The image above illustrates a concrete example of 9 movies and the ratings for them created by a user. Each node in the network denotes a movie and two nodes are connected by an edge if they are high similar (e.g. belonging to the same series). The line segments attached to each node represents the ratings, with segments pointing upwards the positive ratings (the user likes the movie) and segments pointing downwards the negative ratings (the user dislikes the movie). The latent signal (a) is unknown but assumed to be the ground true preference of the considered user. The observation (b) is the recorded rating; it is different from the latent signal due to inconsistency during the rating. Network tools can be used to recover signals (c) by treating ratings as signals supported on the network describing similarities. See Diffusion Filtering for Graph Signals and Its Use in Recommendation Systems for its application in recommendation systems, as well as Diffusion and Superposition Distances for Signals Supported on Networks for its application in handwritten digit recognition and ovarian cancer classification.
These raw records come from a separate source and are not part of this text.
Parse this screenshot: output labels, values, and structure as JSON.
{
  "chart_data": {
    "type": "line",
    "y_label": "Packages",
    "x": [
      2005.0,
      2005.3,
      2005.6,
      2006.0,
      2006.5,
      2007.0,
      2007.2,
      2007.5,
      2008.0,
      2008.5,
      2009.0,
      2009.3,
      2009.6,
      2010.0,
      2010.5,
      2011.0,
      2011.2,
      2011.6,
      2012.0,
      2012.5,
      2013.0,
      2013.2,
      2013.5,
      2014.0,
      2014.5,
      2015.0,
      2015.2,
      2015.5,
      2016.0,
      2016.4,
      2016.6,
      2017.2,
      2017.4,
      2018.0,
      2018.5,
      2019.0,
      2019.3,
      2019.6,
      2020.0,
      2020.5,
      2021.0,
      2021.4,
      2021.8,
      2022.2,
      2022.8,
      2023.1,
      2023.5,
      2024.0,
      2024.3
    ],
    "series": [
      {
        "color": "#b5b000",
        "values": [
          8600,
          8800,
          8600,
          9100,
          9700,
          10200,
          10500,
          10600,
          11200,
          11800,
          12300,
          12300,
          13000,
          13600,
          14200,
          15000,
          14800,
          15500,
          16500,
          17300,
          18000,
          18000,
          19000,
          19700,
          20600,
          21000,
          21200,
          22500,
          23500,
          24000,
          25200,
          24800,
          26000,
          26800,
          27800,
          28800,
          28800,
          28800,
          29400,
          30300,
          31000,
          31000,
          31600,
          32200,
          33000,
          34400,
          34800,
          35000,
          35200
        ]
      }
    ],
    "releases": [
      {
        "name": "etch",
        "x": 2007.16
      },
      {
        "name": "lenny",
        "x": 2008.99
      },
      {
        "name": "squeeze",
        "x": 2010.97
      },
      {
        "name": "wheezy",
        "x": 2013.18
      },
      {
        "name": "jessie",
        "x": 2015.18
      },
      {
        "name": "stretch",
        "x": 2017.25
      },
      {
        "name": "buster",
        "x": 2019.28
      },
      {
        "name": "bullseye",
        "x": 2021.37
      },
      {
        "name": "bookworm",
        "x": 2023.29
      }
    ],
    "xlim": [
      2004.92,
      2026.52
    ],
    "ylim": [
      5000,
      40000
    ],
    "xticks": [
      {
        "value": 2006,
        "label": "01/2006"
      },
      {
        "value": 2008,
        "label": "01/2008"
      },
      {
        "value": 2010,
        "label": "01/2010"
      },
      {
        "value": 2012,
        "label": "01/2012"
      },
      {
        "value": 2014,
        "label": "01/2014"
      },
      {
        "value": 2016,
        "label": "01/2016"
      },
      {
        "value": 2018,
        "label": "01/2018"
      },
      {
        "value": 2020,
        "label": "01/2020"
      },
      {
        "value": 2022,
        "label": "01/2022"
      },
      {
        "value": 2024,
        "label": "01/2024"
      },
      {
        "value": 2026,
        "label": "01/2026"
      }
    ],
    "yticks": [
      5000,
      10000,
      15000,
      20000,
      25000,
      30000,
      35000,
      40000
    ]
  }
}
Signal processing and neuroscience

Human brain activities can be ideally modeled using networks and signals supported on networks. Each node in the network represents a brain region of similar functionality, signals denote the level of activity of each brain region, and the network describes structural connectivity or functional coherence. Such an interpretation motivates the application of traditional signal processing and graph signal processing methods to examine patterns of brain activation. I have been exploiting this connection to apply signal processing tools to recognize patterns associated with differences in human behaviors and abilities. Some specific and interesting observations have been found.
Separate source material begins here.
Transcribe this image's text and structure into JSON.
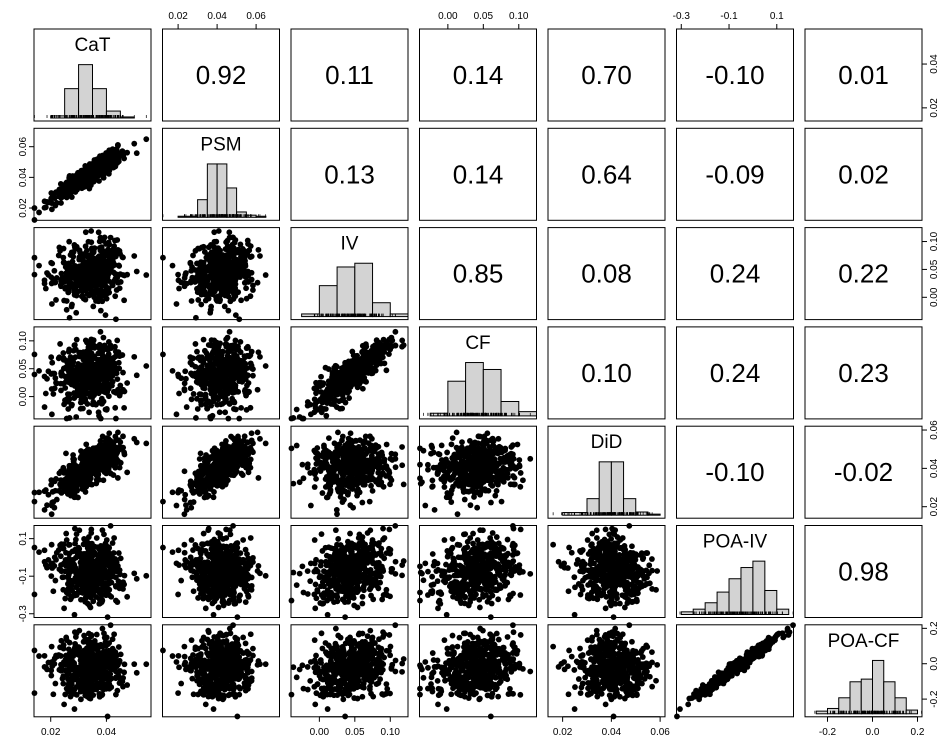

In terms of temporal domain, we found that when individuals are unfamiliar with a task, good learners exhibit more and more frequent variations in brain activities for each brain regions. Their brain activities are also more unpredictable. This correlates with the intuition that stronger variation implies better adaptation and therefore faster learning. The association is not clear when subjects are familiar with the tasks. Regarding spatial domain, we found that it favors learning to have more smooth, spread, and cooperative brain activities across the brain when we face an unfamiliar task. As we gradually become familiar with the task, the smooth and cooperative signal distribution on the brain becomes less and less important, and there is a level of exposure when such signal distribution becomes destructive instead of constructive. When we become highly familiar with the task, it is better and favors further learning to have varied, spiking, and competitive brain signals across the brain. See Graph Frequency Analysis of Brain Signals for more details.